C.4. Maxim of Relation
The last kind of maxim under the cooperative principle is the Maxim of Relation. The other terms for this maxim are ‘simple and straight forward’ (Cruse, 2006: 102). One consideration in this maxim is, “Be relevant.” The concept behind this is that ‘the truth of a statement is no guarantee that it is an appropriate contribution to a conversation: it must also connect suitably with the rest of the conversation’ (Cruse, 2006: 103).

The conversation between the satay seller and the satay lover above is one example of conversation that breaks the principle of maxim of relation. Also, when someone smelt his/her friend’s odour – because his/her friend is falling in sick - then he/she said (in Javanese), “Kene cedak kandang jaran, ta?” (Horse cage is nearby here, isn’t it?). Realizing that sentence, the sick person answered, “Sudah tiga hari saya jatuh sakit,” (It’s been three days I get sick), which also means that the sick person has been three days not taking bath.

D.    Conclusion
Finally, there are some considerations need to be taken into account when a conversation takes place. Sometimes, depending greatly on the understanding of mere semantic information in a sentence is insufficient to get the ‘invisible meaning,’ or what is meant by saying that sentence. That is why; understanding on the context of an utterance is important to get the invisible meaning that is not expressed in the sentence’s grammar. In the study of pragmatics, such a phenomenon is called “cooperative principle.” It upholds four principles that are named with Maxim of Quality, Maxim of Quantity, Maxim of Manner, and Maxim of Relation. To make an uncoded communication successful, the above considerations are obligatory.

References:
Aronoff, Mark and Ress-Miller, Janie, Eds. 2002. The Handbook of Linguistics. Blackwell Publishing: New York.
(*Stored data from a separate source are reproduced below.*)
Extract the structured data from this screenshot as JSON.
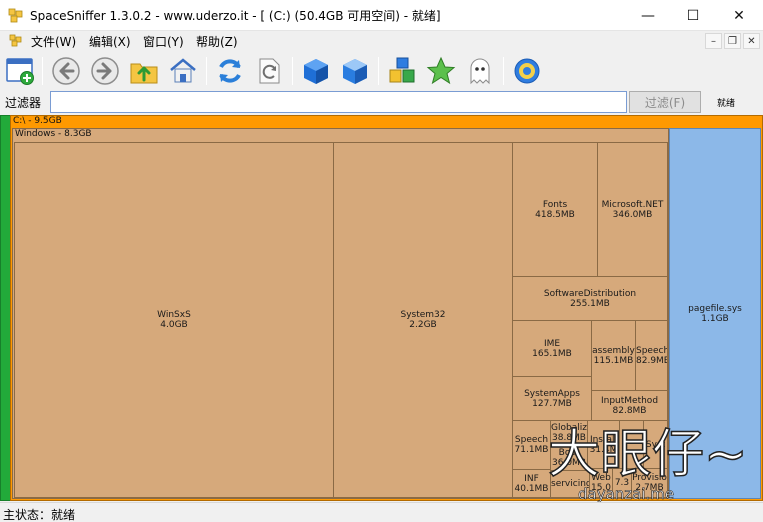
{
  "window": {
    "title": "SpaceSniffer 1.3.0.2 - www.uderzo.it - [ (C:) (50.4GB 可用空间) - 就绪]",
    "minimize_glyph": "—",
    "maximize_glyph": "☐",
    "close_glyph": "✕"
  },
  "menu": {
    "file": "文件(W)",
    "edit": "编辑(X)",
    "window": "窗口(Y)",
    "help": "帮助(Z)",
    "mdi_minimize": "–",
    "mdi_restore": "❐",
    "mdi_close": "✕"
  },
  "toolbar": {
    "icons": [
      "new-scan-icon",
      "back-icon",
      "forward-icon",
      "up-folder-icon",
      "home-icon",
      "refresh-icon",
      "refresh-document-icon",
      "blue-box-icon",
      "blue-box-alt-icon",
      "colored-cubes-icon",
      "star-icon",
      "ghost-icon",
      "settings-gear-icon"
    ]
  },
  "filter": {
    "label": "过滤器",
    "value": "",
    "placeholder": "",
    "button_label": "过滤(F)",
    "status": "就绪"
  },
  "treemap": {
    "drive": "C:\\ - 9.5GB",
    "windows_folder": "Windows - 8.3GB",
    "blocks": {
      "winsxs": {
        "name": "WinSxS",
        "size": "4.0GB"
      },
      "system32": {
        "name": "System32",
        "size": "2.2GB"
      },
      "fonts": {
        "name": "Fonts",
        "size": "418.5MB"
      },
      "microsoft_net": {
        "name": "Microsoft.NET",
        "size": "346.0MB"
      },
      "software_distribution": {
        "name": "SoftwareDistribution",
        "size": "255.1MB"
      },
      "ime": {
        "name": "IME",
        "size": "165.1MB"
      },
      "assembly": {
        "name": "assembly",
        "size": "115.1MB"
      },
      "speech_a": {
        "name": "Speech",
        "size": "82.9MB"
      },
      "system_apps": {
        "name": "SystemApps",
        "size": "127.7MB"
      },
      "input_method": {
        "name": "InputMethod",
        "size": "82.8MB"
      },
      "speech_b": {
        "name": "Speech",
        "size": "71.1MB"
      },
      "globaliz": {
        "name": "Globaliz",
        "size": "38.8MB"
      },
      "boot": {
        "name": "Boot",
        "size": "36.0MB"
      },
      "install": {
        "name": "Install",
        "size": "31.4M"
      },
      "inf": {
        "name": "INF",
        "size": "40.1MB"
      },
      "servicing": {
        "name": "servicing",
        "size": ""
      },
      "web": {
        "name": "Web",
        "size": "15.0"
      },
      "small_7": {
        "name": "",
        "size": "7.3"
      },
      "provisio": {
        "name": "Provisio",
        "size": "2.7MB"
      },
      "syst": {
        "name": "Syst",
        "size": ""
      },
      "pagefile": {
        "name": "pagefile.sys",
        "size": "1.1GB"
      }
    }
  },
  "colors": {
    "folder_tan": "#d6a97b",
    "drive_orange": "#ff9900",
    "file_blue": "#8cb8e8",
    "free_green": "#22aa3a"
  },
  "status": {
    "text": "主状态：就绪"
  },
  "watermark": {
    "line1": "大眼仔~旭",
    "line2": "dayanzai.me"
  }
}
Barron, Anne. 2001. Acquisition in Interlanguage Pragmatics: Learning How to Do Things with Words in a Study Abroad Context. John Benjamins Publishing Company: Amsterdam and Philadelphia.
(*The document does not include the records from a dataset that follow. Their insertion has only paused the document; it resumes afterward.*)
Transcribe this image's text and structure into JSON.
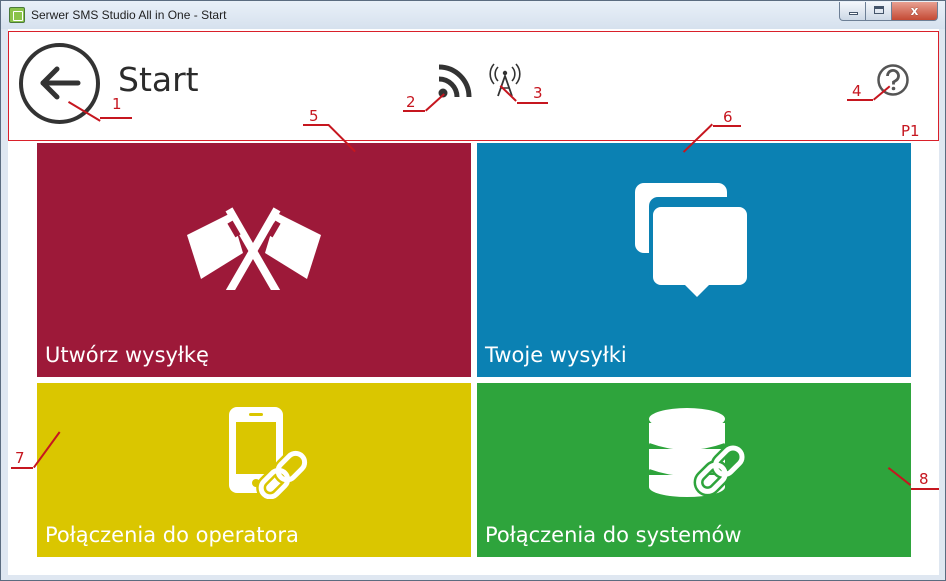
{
  "window": {
    "title": "Serwer SMS Studio All in One - Start",
    "close_glyph": "x"
  },
  "header": {
    "title": "Start",
    "panel_label": "P1"
  },
  "icons": {
    "back": "back-arrow-icon",
    "signal": "rss-signal-icon",
    "antenna": "antenna-icon",
    "help": "help-icon"
  },
  "tiles": [
    {
      "label": "Utwórz wysyłkę",
      "icon": "crossed-flags-icon",
      "color": "#9d1939"
    },
    {
      "label": "Twoje wysyłki",
      "icon": "chat-bubbles-icon",
      "color": "#0b81b3"
    },
    {
      "label": "Połączenia do operatora",
      "icon": "phone-link-icon",
      "color": "#dac600"
    },
    {
      "label": "Połączenia do systemów",
      "icon": "database-link-icon",
      "color": "#2ea43c"
    }
  ],
  "callouts": [
    "1",
    "2",
    "3",
    "4",
    "5",
    "6",
    "7",
    "8"
  ],
  "colors": {
    "annotation": "#c6161f"
  }
}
Collinge, N.E. (Neville Edgar), Ed. 1990. An Encyclopaedia of Language. Routledge: London and New York.
Cruse, Alan. 2006. A Glossary of Semantics and Pragmatics. Edinburgh University Press: Edinburgh.
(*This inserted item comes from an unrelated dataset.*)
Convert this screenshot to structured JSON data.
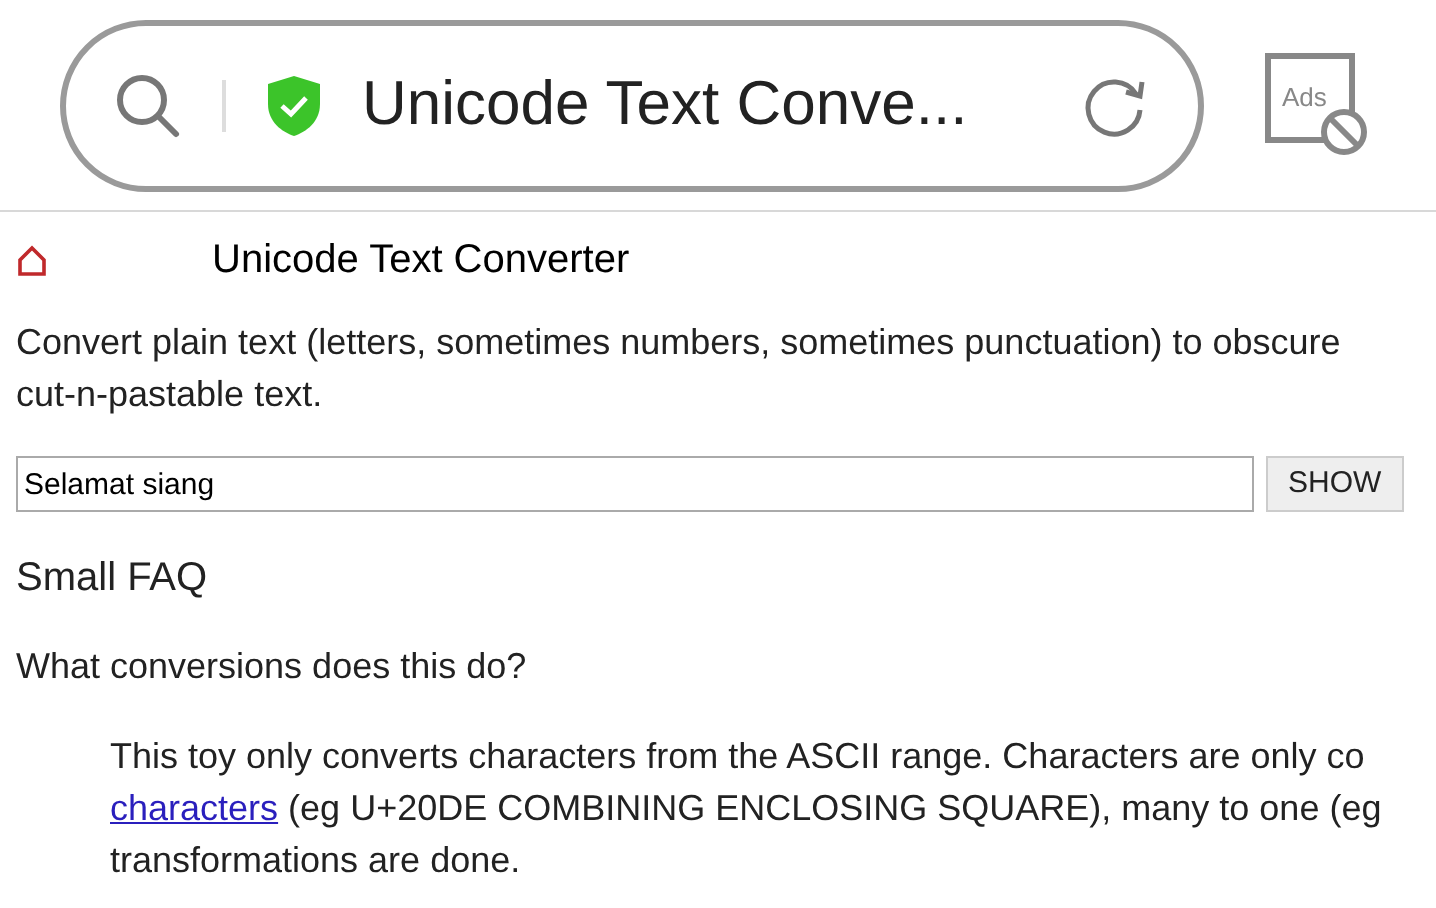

Griffiths, Patrick. 2006. An Introduction to English Semantics and Pragmatics. Edinburgh University Press: Edinburgh.
Horn, Laurence R, and Ward, Gregory, Eds.. 2005. The Handbook of Pragmatics. Blackwell Publishing: New York.
Malmkjaer, Kirsten, Ed. 2006. The Linguistics Encyclopaedia. Routledge: London and New York.
Trask, R.L. (Robert Lawrence). 1999. Key Concepts in Language and Linguistics. Routledge: New York.